This week has been the lowest-level backbone things for the Fiber Browser. Mostly I’ve been designing the manifest class, which accepts a JSON file and produces a nice reliable API to interpret. Most of this browser will run on extensions, so the Manifest is one of the most important parts of this browser. It’s largely based on Chrome manifest files, however it differs in naming conventions (e.g. camelCase) and structural areas, the largest being “services” support. Services include things like “history” and “bookmarks”. Services will have clearly defined APIs, and extensions using those services don’t need to know what extension is offering the service.
Earlier I put up a G+ post of one of my UI experiments for Fiber. I had created the following design based on the idea that the address bar is becoming obsolete, and needed feedback on my thought process. The idea is that the address bar is hidden inside the tabs, and when a tab is double-clicked it would expand to reveal the address behind the tab.
Aside from some KDE integration, the original (nearly chrome-identical) design added nothing to the browser space. I didn’t want to make a browser that was the same, but I don’t like changing things just for the sake of being unique.
My G+ post was a fleshed-out version of my favourite pencil wireframe. The first thing I looked at was the wasted space in browsers; the current “space race” has lead to one generally accepted design with tabs on top and content controls on a second row. Sometimes a bookmarks bar. Lots of smart engineers at Google, Mozilla, Apple, Microsoft, and Opera have looked at UI controls in browsers, it’s not an accident that this is the current “best design”. The current browser layout offers immediate access to important controls, with the two expanding elements (tabs and address) being on two rows. but the address bar didn’t to anything the search bar couldn’t, aside from address a very specific URL.
So, after my design and some more thinking I took a look at browsers again, and I found only IE broke from the trend by putting everything on one row with approximately half the toolbar going to the address bar, and other half going to the tabs. The benefit was saving vertical space, but with the downside of limiting how many tabs a window could multi-task easily.
This was very close to my design with the sole exception being that the core functionality of the line input is an address bar – where mine was search. I was actually a little shocked at the back/forward buttons too, because mine looked similar. Granted, I was actually aping an older Firefox design, but that’s beside the point. 😛
So I took a more thorough look at more factors, and settled on my current design goal (pending YOUR feedback!); please note that the new tab page is a placeholder.
The first thing going on is moving the search bar in a position to the IE address bar. After careful consideration, I realised the search bar was going to be much more heavily used, so it needed better placement closer to users’ muscle memory. Additionally, since websites tend to place navigational elements on the top or left, it made sense to have the search be nearer to where the mouse might be. The search bar will also search your bookmarks and history, so it should find regularly accessed URLs efficiently. Depending on the extension rollout, the capabilities of the search bar should be adjustable.

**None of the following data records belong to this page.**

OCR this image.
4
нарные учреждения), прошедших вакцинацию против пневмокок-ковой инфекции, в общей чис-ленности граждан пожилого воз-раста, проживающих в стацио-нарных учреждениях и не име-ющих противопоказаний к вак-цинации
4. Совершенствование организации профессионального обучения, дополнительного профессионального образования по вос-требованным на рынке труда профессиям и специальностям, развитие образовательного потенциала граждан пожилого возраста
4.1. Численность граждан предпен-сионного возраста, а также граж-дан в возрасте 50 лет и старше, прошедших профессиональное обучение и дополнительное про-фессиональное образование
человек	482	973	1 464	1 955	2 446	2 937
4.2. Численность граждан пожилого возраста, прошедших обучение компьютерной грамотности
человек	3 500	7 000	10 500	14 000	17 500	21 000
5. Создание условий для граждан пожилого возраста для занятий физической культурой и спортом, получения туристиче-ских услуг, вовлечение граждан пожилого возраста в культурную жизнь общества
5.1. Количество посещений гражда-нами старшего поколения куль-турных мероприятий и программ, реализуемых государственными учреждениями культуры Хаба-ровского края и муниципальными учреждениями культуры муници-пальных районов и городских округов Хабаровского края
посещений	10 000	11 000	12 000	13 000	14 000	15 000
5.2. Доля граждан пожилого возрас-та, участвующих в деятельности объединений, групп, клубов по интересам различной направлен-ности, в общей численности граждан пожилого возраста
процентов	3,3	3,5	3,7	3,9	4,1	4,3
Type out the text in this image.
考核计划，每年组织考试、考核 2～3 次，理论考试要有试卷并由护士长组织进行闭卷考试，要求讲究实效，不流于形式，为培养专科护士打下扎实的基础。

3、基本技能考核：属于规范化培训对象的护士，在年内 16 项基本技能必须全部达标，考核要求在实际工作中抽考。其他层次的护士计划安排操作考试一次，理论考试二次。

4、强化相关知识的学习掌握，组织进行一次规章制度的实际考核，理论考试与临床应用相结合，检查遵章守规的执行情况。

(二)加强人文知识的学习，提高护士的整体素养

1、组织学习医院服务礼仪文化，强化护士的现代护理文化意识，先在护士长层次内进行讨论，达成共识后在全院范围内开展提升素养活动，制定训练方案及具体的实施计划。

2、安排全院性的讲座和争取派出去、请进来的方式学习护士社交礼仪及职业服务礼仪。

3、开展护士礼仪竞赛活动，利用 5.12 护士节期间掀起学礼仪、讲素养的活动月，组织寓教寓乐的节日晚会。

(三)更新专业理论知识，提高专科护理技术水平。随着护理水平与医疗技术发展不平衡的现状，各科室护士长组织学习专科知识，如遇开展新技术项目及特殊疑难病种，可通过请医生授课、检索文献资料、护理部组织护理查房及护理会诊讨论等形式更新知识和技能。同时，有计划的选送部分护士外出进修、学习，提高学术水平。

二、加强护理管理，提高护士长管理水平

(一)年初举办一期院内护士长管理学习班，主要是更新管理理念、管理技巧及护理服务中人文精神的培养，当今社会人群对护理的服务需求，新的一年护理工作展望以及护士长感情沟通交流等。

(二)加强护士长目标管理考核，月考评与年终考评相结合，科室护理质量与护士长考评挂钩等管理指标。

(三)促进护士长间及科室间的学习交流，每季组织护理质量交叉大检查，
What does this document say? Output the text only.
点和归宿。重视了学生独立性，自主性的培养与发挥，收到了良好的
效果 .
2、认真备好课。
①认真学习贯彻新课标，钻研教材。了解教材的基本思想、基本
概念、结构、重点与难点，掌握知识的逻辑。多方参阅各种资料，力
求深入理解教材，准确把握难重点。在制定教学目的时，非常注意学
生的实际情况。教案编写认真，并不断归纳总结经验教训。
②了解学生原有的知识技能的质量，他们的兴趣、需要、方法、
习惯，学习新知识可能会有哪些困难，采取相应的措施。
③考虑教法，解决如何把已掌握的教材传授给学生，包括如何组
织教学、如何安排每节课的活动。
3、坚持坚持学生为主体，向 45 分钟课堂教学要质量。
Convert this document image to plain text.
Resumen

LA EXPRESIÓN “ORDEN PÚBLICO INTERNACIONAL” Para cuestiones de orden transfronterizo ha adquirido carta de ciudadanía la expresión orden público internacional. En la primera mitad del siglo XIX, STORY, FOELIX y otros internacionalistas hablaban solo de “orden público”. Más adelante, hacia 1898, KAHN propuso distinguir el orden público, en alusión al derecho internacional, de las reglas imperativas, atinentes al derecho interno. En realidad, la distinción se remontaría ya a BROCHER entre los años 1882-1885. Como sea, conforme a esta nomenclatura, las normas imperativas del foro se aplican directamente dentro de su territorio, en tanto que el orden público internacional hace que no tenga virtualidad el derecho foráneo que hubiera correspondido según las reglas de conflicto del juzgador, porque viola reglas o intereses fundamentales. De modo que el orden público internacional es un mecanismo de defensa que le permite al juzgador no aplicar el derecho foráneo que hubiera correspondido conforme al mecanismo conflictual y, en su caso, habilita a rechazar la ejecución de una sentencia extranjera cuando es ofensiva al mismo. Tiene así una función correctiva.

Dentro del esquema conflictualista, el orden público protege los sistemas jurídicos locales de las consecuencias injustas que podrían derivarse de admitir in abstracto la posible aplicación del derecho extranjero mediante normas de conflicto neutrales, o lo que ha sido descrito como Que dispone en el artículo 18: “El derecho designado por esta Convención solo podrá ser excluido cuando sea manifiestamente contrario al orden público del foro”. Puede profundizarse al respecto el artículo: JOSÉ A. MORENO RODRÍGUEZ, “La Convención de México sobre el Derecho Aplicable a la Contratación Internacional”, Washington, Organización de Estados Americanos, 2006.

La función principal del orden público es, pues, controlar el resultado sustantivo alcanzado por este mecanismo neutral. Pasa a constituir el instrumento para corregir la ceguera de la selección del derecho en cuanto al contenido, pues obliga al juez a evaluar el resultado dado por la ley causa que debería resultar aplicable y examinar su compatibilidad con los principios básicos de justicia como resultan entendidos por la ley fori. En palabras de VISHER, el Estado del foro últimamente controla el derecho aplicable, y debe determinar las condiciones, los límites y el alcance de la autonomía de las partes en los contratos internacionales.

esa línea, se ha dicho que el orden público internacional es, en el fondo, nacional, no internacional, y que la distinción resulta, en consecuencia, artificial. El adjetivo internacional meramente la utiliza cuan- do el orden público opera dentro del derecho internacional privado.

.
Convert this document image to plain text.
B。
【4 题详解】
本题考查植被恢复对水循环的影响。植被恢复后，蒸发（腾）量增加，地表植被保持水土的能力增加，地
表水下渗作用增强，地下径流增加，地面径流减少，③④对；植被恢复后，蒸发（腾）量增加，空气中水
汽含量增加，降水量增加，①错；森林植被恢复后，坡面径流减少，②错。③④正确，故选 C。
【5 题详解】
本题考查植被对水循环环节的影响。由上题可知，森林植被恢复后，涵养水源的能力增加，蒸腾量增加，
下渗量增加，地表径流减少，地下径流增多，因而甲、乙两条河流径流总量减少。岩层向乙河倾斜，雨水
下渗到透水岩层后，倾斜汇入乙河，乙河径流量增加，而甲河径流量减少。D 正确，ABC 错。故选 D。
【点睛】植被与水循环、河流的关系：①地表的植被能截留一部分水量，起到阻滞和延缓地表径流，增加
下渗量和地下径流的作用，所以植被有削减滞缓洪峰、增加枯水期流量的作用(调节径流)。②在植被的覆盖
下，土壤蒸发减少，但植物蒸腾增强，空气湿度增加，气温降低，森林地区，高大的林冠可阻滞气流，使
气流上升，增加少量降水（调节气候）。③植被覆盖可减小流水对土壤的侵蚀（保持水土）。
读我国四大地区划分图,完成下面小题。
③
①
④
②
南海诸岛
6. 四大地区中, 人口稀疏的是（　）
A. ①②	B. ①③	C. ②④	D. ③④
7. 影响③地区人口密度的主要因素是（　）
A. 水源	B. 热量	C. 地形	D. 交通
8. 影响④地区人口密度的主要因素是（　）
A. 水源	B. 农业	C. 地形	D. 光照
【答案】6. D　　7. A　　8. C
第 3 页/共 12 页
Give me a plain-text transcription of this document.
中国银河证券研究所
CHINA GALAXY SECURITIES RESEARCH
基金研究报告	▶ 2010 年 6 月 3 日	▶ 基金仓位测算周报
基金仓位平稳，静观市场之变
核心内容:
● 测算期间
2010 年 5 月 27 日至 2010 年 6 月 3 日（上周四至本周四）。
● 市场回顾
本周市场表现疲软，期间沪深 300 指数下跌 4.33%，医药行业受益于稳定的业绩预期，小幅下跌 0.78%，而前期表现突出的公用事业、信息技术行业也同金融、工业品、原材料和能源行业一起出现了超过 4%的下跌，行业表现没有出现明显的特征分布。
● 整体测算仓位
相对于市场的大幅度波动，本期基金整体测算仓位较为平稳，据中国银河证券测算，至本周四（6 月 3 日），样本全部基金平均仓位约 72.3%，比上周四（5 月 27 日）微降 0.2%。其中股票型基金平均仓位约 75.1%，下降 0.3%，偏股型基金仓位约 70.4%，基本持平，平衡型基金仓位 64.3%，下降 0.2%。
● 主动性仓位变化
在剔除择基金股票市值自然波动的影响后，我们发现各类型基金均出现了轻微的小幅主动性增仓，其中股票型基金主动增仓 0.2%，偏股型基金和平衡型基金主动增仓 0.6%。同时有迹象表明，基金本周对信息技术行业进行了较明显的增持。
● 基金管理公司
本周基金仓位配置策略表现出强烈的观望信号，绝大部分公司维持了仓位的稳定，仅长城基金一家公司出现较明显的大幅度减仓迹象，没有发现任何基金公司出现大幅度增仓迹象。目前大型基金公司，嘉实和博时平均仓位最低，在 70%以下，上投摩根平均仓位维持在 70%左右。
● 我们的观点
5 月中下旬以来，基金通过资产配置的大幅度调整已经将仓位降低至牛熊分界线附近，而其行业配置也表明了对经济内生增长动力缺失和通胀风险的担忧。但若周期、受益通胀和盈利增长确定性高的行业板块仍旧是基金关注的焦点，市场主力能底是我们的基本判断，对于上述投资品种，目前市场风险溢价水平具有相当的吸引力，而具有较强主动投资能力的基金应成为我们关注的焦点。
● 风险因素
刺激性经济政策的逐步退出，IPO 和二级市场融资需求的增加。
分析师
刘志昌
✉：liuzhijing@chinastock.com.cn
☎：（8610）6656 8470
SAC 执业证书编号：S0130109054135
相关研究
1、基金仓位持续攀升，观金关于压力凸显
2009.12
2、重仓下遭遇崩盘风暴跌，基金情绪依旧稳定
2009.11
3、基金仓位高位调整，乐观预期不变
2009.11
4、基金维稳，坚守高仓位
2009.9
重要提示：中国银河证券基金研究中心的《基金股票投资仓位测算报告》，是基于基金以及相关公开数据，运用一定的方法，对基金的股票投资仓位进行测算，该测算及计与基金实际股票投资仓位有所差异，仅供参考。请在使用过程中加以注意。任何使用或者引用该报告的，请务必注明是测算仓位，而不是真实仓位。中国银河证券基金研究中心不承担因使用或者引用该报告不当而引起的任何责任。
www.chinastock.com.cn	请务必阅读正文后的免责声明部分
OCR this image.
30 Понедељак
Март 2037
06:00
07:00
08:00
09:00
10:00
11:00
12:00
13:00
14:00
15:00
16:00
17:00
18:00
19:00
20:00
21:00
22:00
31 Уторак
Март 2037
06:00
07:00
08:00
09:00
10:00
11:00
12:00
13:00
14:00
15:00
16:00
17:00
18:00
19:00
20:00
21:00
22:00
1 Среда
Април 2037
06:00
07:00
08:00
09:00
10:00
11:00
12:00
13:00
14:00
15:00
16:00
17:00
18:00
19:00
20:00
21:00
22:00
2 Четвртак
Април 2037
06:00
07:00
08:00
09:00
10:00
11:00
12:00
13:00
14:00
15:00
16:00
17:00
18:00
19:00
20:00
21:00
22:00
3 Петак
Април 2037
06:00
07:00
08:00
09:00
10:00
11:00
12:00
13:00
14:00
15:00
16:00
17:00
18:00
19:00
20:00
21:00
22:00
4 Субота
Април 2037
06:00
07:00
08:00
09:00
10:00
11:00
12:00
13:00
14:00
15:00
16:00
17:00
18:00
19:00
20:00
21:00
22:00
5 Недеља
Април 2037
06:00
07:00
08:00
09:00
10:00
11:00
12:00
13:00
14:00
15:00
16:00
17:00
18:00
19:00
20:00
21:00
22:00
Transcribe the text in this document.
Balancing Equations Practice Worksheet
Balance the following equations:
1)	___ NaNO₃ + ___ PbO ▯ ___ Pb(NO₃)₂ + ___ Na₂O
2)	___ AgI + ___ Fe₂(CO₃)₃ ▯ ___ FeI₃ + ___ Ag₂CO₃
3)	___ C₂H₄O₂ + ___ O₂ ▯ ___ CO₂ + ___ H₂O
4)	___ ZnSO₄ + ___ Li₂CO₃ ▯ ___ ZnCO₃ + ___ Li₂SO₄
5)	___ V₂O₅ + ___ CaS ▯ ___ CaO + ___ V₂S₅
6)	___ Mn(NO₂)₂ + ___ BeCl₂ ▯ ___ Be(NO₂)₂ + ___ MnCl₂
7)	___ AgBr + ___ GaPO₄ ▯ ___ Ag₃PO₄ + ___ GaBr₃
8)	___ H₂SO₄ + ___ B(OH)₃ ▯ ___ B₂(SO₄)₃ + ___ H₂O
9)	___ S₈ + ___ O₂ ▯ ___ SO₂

Bookmarks have been moved from a tab to a menu button. I don’t know what I was thinking putting bookmarks as a tab. Too bad I don’t do drugs, or I’d have an excuse. I also put in the ‘new tab’ button.
Next is the preview. There’s the thumbnail, the loading status bar, the highlighted domain, https status, and tab type.
Not seen would be the transient URL bar. The bar would be colour-coded, and extensions could augment it to add icons or snippets of text. For example, it would be neat to have a phishing extension warn users before they even click a dangerous link, display if the link will run a popup, etc.
One thing mentioned in the original G+ post was phishing and the address bar; with no address bar, how can you spot phishing? Simply put, I don’t want to rely on the address bar to warn users about phishing. I just think it’s a bad idea which shouldn’t be relied upon, as I don’t believe most users understand how URLs are composed – and while it may be simple to many of us, addresses have many moving parts. Additionally if a website looks convincing enough, users may not feel the need to double check the address bar.
Far, far later in development, possible a version or two after release, I plan to add safety extensions. I’m interested in the Google Safe Browsing API.
Otherwise, the only thing not shown in the new screenshots is the address bar which, like the first designs, would expand by double-clicking a tab. I may also look at putting in a toggleable button for the same purpose, as some persons have difficulty double-clicking, or may want faster access.Any C&C would be deeply appreciated, this is an evolving design and I’d like to have it well thought-out before I begin programming that aspect of the browser.